I don’t code in a tie

Table of Contents
Something never felt right#
I’ve always had a problem with technical interviews. They feel artificial, disconnected from reality, and frankly unfair. Judging someone’s abilities based on a few minutes of puzzle-coding under pressure? That’s never sat right with me.
Where it started#
Early in my career, I interviewed at a company for a C++ position. The experience conversation went well. The technical questions went well. Then, just as I thought we were wrapping up, the interviewer announced there would be a coding test.
I didn’t panic. I simply told him I wouldn’t do it—not in these conditions. I don’t code in a suit and tie (yes, showing up to interviews dressed like that was expected back then—times have changed). I didn’t have any of my usual tools on his machine. And I had just traveled 500 kilometers to be there—not exactly peak mental condition for solving puzzles. If he wanted a coding test, I’d be happy to do it from home, on my own computer, whenever he wanted. But not here, not now.
To my surprise, he didn’t just accept—he asked me to stay and made me an offer on the spot.
What’s wrong with technical interviews#
The problems with coding interviews are well documented, so I won’t belabor them. But a few things stand out.
Having someone watch over your shoulder while you code is uncomfortable at best, distracting at worst. Doing it without your own tools and environment adds to the friction. And being asked to “code under pressure” in a time-limited setting runs counter to what good programming actually requires: calm and concentration.
I’ve seen two flavors of technical interviews, and neither works particularly well.

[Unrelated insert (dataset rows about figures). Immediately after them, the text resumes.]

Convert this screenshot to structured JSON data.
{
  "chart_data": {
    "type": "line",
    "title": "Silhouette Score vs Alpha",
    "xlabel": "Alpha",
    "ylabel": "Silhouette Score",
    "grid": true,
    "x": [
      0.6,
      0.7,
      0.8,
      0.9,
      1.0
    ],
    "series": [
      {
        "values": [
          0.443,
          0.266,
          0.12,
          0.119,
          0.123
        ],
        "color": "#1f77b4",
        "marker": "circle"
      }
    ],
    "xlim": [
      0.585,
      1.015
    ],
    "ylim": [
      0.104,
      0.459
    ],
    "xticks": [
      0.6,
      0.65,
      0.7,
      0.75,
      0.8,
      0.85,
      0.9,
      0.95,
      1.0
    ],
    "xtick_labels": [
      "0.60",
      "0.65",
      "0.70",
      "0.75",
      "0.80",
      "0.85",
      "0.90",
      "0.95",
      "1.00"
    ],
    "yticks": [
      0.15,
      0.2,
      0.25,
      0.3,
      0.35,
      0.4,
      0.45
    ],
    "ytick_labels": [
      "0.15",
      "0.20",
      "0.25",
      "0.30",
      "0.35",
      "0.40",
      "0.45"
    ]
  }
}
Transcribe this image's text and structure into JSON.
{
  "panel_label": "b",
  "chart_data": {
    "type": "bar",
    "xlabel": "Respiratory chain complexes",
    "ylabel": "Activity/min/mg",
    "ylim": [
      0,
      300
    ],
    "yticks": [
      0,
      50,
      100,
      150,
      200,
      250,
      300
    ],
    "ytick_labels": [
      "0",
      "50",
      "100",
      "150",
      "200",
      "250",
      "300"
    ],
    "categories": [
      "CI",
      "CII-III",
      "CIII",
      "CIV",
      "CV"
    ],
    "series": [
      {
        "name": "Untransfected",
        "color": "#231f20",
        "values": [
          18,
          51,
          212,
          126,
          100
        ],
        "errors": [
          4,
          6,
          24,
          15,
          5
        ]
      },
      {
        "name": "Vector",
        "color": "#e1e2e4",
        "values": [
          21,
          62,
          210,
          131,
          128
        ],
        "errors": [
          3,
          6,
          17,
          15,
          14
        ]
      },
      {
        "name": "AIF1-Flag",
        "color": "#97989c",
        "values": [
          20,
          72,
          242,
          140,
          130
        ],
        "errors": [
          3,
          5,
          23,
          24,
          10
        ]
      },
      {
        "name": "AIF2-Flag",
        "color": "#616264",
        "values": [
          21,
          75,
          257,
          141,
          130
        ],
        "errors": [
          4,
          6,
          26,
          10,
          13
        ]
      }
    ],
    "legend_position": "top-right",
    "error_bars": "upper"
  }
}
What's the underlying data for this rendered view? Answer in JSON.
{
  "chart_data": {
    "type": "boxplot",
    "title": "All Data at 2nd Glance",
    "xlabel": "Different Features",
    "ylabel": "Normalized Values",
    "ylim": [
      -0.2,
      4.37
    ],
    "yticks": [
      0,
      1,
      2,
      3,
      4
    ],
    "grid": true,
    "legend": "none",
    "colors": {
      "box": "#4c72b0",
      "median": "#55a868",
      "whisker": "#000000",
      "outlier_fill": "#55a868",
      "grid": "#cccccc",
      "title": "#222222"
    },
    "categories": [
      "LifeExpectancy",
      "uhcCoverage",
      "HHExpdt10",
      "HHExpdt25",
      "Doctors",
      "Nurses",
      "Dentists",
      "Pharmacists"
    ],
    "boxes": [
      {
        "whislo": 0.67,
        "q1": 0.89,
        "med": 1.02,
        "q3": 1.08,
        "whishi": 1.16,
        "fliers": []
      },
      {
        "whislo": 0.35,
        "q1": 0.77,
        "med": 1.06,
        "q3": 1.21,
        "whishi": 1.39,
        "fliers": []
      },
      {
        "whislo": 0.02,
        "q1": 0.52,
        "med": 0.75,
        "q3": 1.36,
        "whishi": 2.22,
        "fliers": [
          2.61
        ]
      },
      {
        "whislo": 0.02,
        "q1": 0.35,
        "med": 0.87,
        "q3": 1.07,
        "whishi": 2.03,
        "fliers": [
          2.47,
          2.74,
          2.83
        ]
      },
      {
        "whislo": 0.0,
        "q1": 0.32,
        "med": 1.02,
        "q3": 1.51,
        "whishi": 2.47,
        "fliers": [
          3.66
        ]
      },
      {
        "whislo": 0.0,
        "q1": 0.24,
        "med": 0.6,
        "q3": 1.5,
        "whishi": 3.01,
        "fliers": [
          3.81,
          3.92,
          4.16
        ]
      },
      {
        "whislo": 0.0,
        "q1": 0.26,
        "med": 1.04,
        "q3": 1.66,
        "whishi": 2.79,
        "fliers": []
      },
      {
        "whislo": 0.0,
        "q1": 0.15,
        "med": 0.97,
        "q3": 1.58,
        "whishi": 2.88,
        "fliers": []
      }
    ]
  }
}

The first is when the interviewer presents a problem they encountered at work—something that took them days to solve properly—and expects the candidate to produce something meaningful in an hour. The second is the leetcode-style puzzle: interesting in isolation, but unlikely to resemble anything the candidate will ever encounter on the job. And easily gameable by anyone willing to grind through practice problems the week before.
Neither situation reflects the actual work. So what are we really measuring?
A better approach#
Over the years, I’ve conducted hundreds of interviews. What works best, in my experience, is far simpler—and far more revealing.
Ask candidates to describe two or three challenging or interesting problems they’ve worked on recently. Pick one yourself—ideally the one that intrigues you most or where you sense depth. Then dig in.
This approach tells you several things at once. First, you learn what they find challenging and interesting—which says a lot about their level and their taste. Second, by exploring the details together, you can probe the decisions they made, especially the ones you might have done differently. How do they justify their choices? How do they talk about mistakes? Do they own them or deflect?
This kind of conversation reveals how someone actually thinks, where their strengths lie, and whether they’re being genuine or embellishing. Yes, it’s more demanding for the interviewer—you have to engage deeply, follow threads, and think on your feet. But the signal you get is incomparably richer than watching someone fumble through a binary tree traversal on a whiteboard.
Does this scale as well as standardized coding tests? No. It requires more experienced interviewers, and there’s an element of subjectivity. But I’d argue there’s subjectivity in technical interviews too—it’s just hidden behind the illusion of objectivity.
The honest question#
I’ll be honest: at some point, I had a moment of doubt. What if I hated technical interviews simply because I couldn’t pass them? It’s a fair question—and one worth confronting honestly.
So I swallowed my pride, steeled myself, and applied to a GAFAM-tier company. I went through the gauntlet: the leetcode prep, the system design rounds, the whole thing.
Still here? Want to know how it went?
I got hired. And I still hate technical interviews.